Awa‘awapuhi: Eel valley
Alt: Awāwa-puhi, Eel valley
Alt: ʻAwaʻawapuhi, Ginger valley
Alt: Waha-puhi, Noisy eel
Awa‘awapuhi is a narrow steep sided valley extending from the sea to its headwaters on the south end of Ka-hua-maʻa flats in the mountains. The mauka border point is Pōhaku-waʻawaʻa on the Ka-unu-o-Hua ridge.
There are remains of taro terraces on both sides of the stream, ranging from two to four feet high. There are also many house sites. There are burial caves on the western cliffs.

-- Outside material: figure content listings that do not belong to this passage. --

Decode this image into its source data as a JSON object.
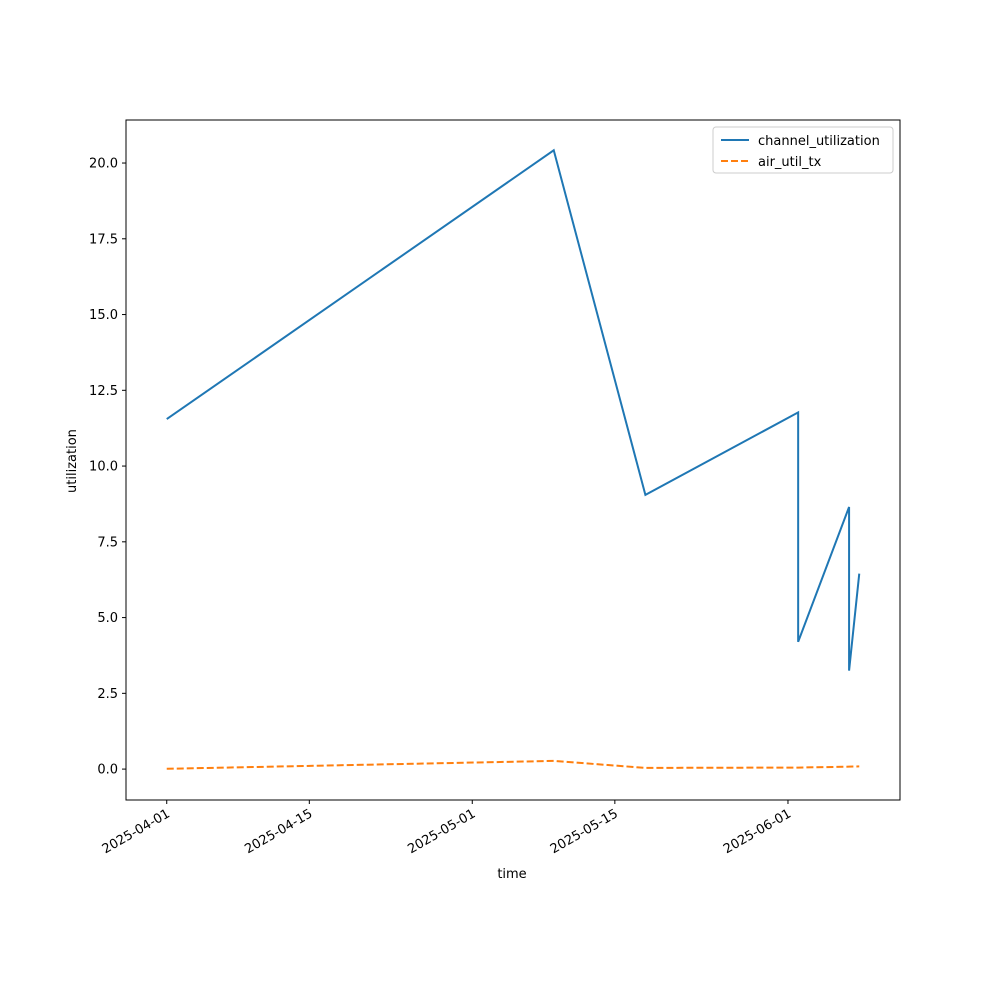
{
  "chart_data": {
    "type": "line",
    "x_label": "time",
    "y_label": "utilization",
    "x": [
      "2025-04-01",
      "2025-05-09",
      "2025-05-18",
      "2025-06-02",
      "2025-06-02",
      "2025-06-07",
      "2025-06-07",
      "2025-06-08"
    ],
    "series": [
      {
        "name": "channel_utilization",
        "color": "#1f77b4",
        "linestyle": "solid",
        "values": [
          11.55,
          20.42,
          9.05,
          11.77,
          4.2,
          8.65,
          3.25,
          6.45
        ]
      },
      {
        "name": "air_util_tx",
        "color": "#ff7f0e",
        "linestyle": "dashed",
        "values": [
          0.01,
          0.27,
          0.04,
          0.05,
          0.05,
          0.08,
          0.08,
          0.09
        ]
      }
    ],
    "xlim": [
      "2025-03-28",
      "2025-06-12"
    ],
    "xticks": [
      "2025-04-01",
      "2025-04-15",
      "2025-05-01",
      "2025-05-15",
      "2025-06-01"
    ],
    "ylim": [
      -1.02,
      21.42
    ],
    "yticks": [
      {
        "value": 0,
        "label": "0.0"
      },
      {
        "value": 2.5,
        "label": "2.5"
      },
      {
        "value": 5,
        "label": "5.0"
      },
      {
        "value": 7.5,
        "label": "7.5"
      },
      {
        "value": 10,
        "label": "10.0"
      },
      {
        "value": 12.5,
        "label": "12.5"
      },
      {
        "value": 15,
        "label": "15.0"
      },
      {
        "value": 17.5,
        "label": "17.5"
      },
      {
        "value": 20,
        "label": "20.0"
      }
    ],
    "grid": false,
    "legend": "upper right"
  }
}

The valley, according to legend, was gouged out by a large eel. He had come from the south with his two sisters but when they reached Ni’ihau, the sisters were so tired they crawled ashore to rest. The brother however was too curious to rest and swam along the Nāpali coast. He gazed up into the mountains and was curious as to what was up there. So he climbed the cliff, gouging out this valley. It was cold in the uplands and the eel became sluggish and fell asleep.